The vigil for the Saudi blogger, who was resentenced in 2013 to 1,000 lashes and 10 years in prison, will take place outside the Saudi Embassy in London on 23rd March. Its aim is to show support for Badawi as well as his lawyer Waleed Abulkhair, who is currently serving 15 years for his human rights activism.
Badawi's wife, Ensaf Haidar, is campaigning for her husband's release from exile in Canada, where the couple's three children also have had asylum since 2013. Her book Raif Badawi: The Voice of Freedom, co-authored with Andrea C. Hoffmann and translated by Shaun Whiteside, is her account of her marriage to Badawi, the survival of love against the odds and the fight for her husband’s freedom.
Jo Glanville, director for English PEN, told The Bookseller: "Ensaf Haidar has been a tireless advocate for her husband, becoming one of the most visible and widely recognised defenders of human rights in the world. The publication of her book will help Raif Badawi's story reach a new audience and bring greater pressure on democracies to call for his release and perhaps even question their own relationship with the Saudi regime. Raif is serving a prison sentence for doing no more than expressing his opinion, the publication of Ensaf's book is great proof that censorship never works."
English PEN has been holding regular vigils outside the Saudi Embassy in London in support of Badawi and Abulkhair since January 2015, when Badawi was first flogged for peaceful activism.

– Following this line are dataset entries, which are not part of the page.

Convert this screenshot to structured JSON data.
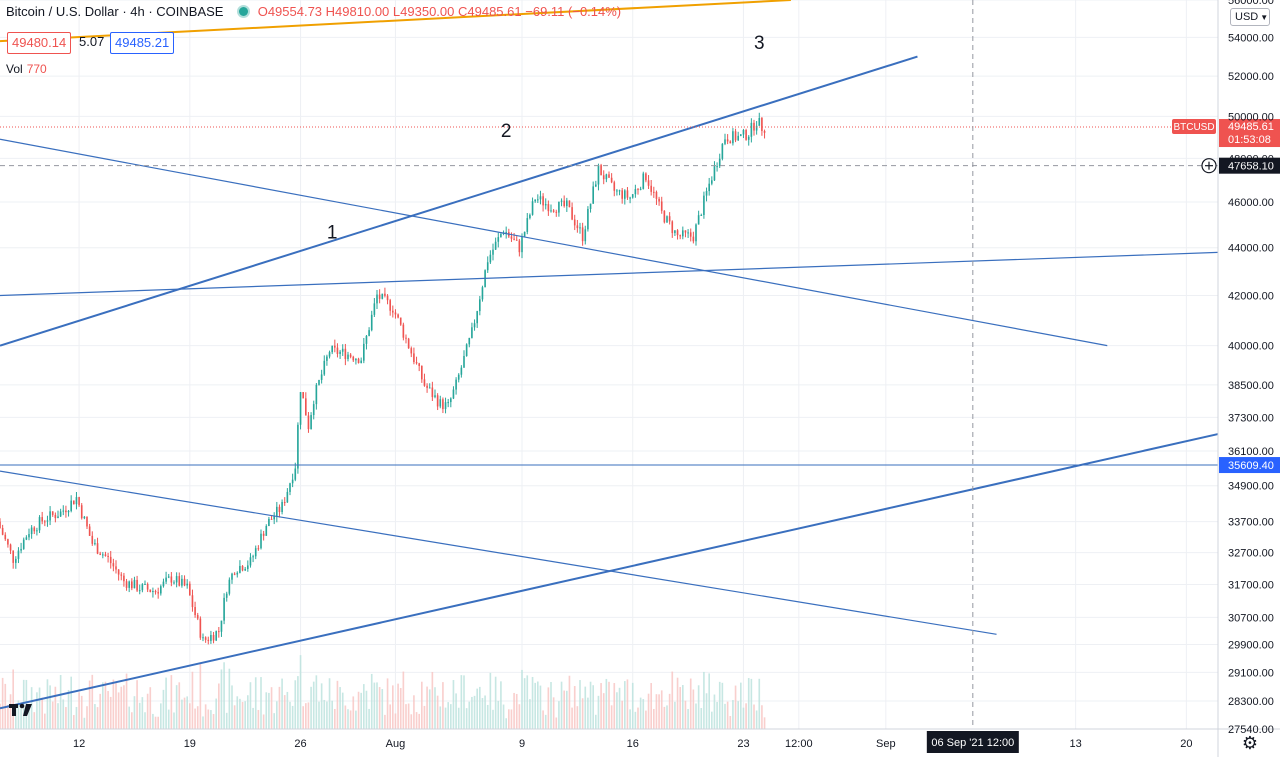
{
  "header": {
    "symbol_title": "Bitcoin / U.S. Dollar · 4h · COINBASE",
    "open": "O49554.73",
    "high": "H49810.00",
    "low": "L49350.00",
    "close": "C49485.61",
    "change": "−69.11 (−0.14%)",
    "bid": "49480.14",
    "spread": "5.07",
    "ask": "49485.21",
    "volume_label": "Vol",
    "volume_value": "770"
  },
  "currency_selector": "USD",
  "icons": {
    "logo": "tradingview-logo-icon",
    "settings": "gear-icon",
    "crosshair_add": "plus-circle-icon"
  },
  "colors": {
    "up": "#26a69a",
    "down": "#ef5350",
    "trendline": "#3a6fbe",
    "orange_line": "#f0a000",
    "price_tag": "#ef5350",
    "horizontal_tag": "#2962ff"
  },
  "annotations": [
    "1",
    "2",
    "3"
  ],
  "price_axis": {
    "ticks": [
      "54000.00",
      "52000.00",
      "50000.00",
      "48000.00",
      "46000.00",
      "44000.00",
      "42000.00",
      "40000.00",
      "38500.00",
      "37300.00",
      "36100.00",
      "34900.00",
      "33700.00",
      "32700.00",
      "31700.00",
      "30700.00",
      "29900.00",
      "29100.00",
      "28300.00",
      "27540.00"
    ],
    "top_partial_tick": "56000.00",
    "last_price_label": "BTCUSD",
    "last_price": "49485.61",
    "countdown": "01:53:08",
    "crosshair_price": "47658.10",
    "horizontal_line_price": "35609.40"
  },
  "time_axis": {
    "ticks": [
      "12",
      "19",
      "26",
      "Aug",
      "9",
      "16",
      "23",
      "12:00",
      "Sep",
      "13",
      "20"
    ],
    "crosshair_label": "06 Sep '21   12:00"
  },
  "chart_data": {
    "type": "candlestick",
    "symbol": "BTCUSD",
    "interval": "4h",
    "exchange": "COINBASE",
    "x_range": [
      "2021-07-07",
      "2021-09-22"
    ],
    "y_scale": "log",
    "ylim": [
      27540,
      56000
    ],
    "grid": true,
    "path_anchors_date_price": [
      [
        "2021-07-07 00:00",
        33700
      ],
      [
        "2021-07-08 00:00",
        32500
      ],
      [
        "2021-07-09 00:00",
        33400
      ],
      [
        "2021-07-10 00:00",
        33800
      ],
      [
        "2021-07-11 00:00",
        34000
      ],
      [
        "2021-07-12 00:00",
        34500
      ],
      [
        "2021-07-13 00:00",
        33000
      ],
      [
        "2021-07-14 00:00",
        32500
      ],
      [
        "2021-07-15 00:00",
        31800
      ],
      [
        "2021-07-16 00:00",
        31600
      ],
      [
        "2021-07-17 00:00",
        31500
      ],
      [
        "2021-07-18 00:00",
        31900
      ],
      [
        "2021-07-19 00:00",
        31600
      ],
      [
        "2021-07-20 00:00",
        30000
      ],
      [
        "2021-07-21 00:00",
        30300
      ],
      [
        "2021-07-21 12:00",
        31600
      ],
      [
        "2021-07-22 00:00",
        32200
      ],
      [
        "2021-07-23 00:00",
        32400
      ],
      [
        "2021-07-24 00:00",
        33600
      ],
      [
        "2021-07-25 00:00",
        34200
      ],
      [
        "2021-07-25 20:00",
        35600
      ],
      [
        "2021-07-26 04:00",
        38400
      ],
      [
        "2021-07-26 16:00",
        37000
      ],
      [
        "2021-07-27 00:00",
        38000
      ],
      [
        "2021-07-28 00:00",
        39800
      ],
      [
        "2021-07-29 00:00",
        39700
      ],
      [
        "2021-07-30 00:00",
        39500
      ],
      [
        "2021-07-31 00:00",
        42000
      ],
      [
        "2021-08-01 00:00",
        41500
      ],
      [
        "2021-08-02 00:00",
        40000
      ],
      [
        "2021-08-03 00:00",
        38500
      ],
      [
        "2021-08-04 00:00",
        37800
      ],
      [
        "2021-08-04 12:00",
        37700
      ],
      [
        "2021-08-05 00:00",
        38500
      ],
      [
        "2021-08-06 00:00",
        40500
      ],
      [
        "2021-08-07 00:00",
        43500
      ],
      [
        "2021-08-08 00:00",
        44800
      ],
      [
        "2021-08-09 00:00",
        44000
      ],
      [
        "2021-08-10 00:00",
        46200
      ],
      [
        "2021-08-11 00:00",
        45800
      ],
      [
        "2021-08-12 00:00",
        45800
      ],
      [
        "2021-08-13 00:00",
        44500
      ],
      [
        "2021-08-14 00:00",
        47500
      ],
      [
        "2021-08-15 00:00",
        46500
      ],
      [
        "2021-08-16 00:00",
        46200
      ],
      [
        "2021-08-17 00:00",
        47200
      ],
      [
        "2021-08-18 00:00",
        45500
      ],
      [
        "2021-08-19 00:00",
        44500
      ],
      [
        "2021-08-20 00:00",
        44500
      ],
      [
        "2021-08-21 00:00",
        46800
      ],
      [
        "2021-08-22 00:00",
        49000
      ],
      [
        "2021-08-23 00:00",
        49000
      ],
      [
        "2021-08-23 12:00",
        49200
      ],
      [
        "2021-08-24 00:00",
        49800
      ],
      [
        "2021-08-24 08:00",
        49485
      ]
    ],
    "drawings": [
      {
        "name": "rising-channel-top",
        "from": [
          "2021-07-07",
          40000
        ],
        "to": [
          "2021-09-03",
          53000
        ]
      },
      {
        "name": "rising-support",
        "from": [
          "2021-07-07",
          28100
        ],
        "to": [
          "2021-09-22",
          36700
        ]
      },
      {
        "name": "flat-resistance",
        "from": [
          "2021-07-07",
          42000
        ],
        "to": [
          "2021-09-22",
          43800
        ]
      },
      {
        "name": "falling-line-upper",
        "from": [
          "2021-07-07",
          48900
        ],
        "to": [
          "2021-09-15",
          40000
        ]
      },
      {
        "name": "falling-line-lower",
        "from": [
          "2021-07-07",
          35400
        ],
        "to": [
          "2021-09-08",
          30200
        ]
      },
      {
        "name": "orange-moving-line",
        "from": [
          "2021-07-07",
          53800
        ],
        "to": [
          "2021-08-26",
          56000
        ]
      }
    ]
  }
}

He was first arrested in 2012, on charges of insulting Islam and apostacy.
For his "liberal aims", however, he has since been nominated for the Nobel Peace Prize and was awarded the PEN Pinter Prize for an International Writer of Courage 2015 from English PEN last year.
Poet James Fenton, who accepted the award on Badawi's behalf in October, said at the time: “What moved me was the contrast between the simplicity of Badawi’s liberal aims –their modesty, almost – and the ferocity of the punishments they have brought down on him. Imprisonment, astonishing fines, corporal punishment designed to break either the spirit or the body first and to act as a chill warning to others. It is a world of inconceivable cruelty, but intimately linked to ours by business, strategic interests, military and diplomatic ties. For our part, then, protest has a purpose and – who knows? – perhaps even a chance of some sort of success.”
Activists are meeting on 23rd March at the Curzon Street entrance to the Embassy, with the vigil planned between 1pm and 2pm.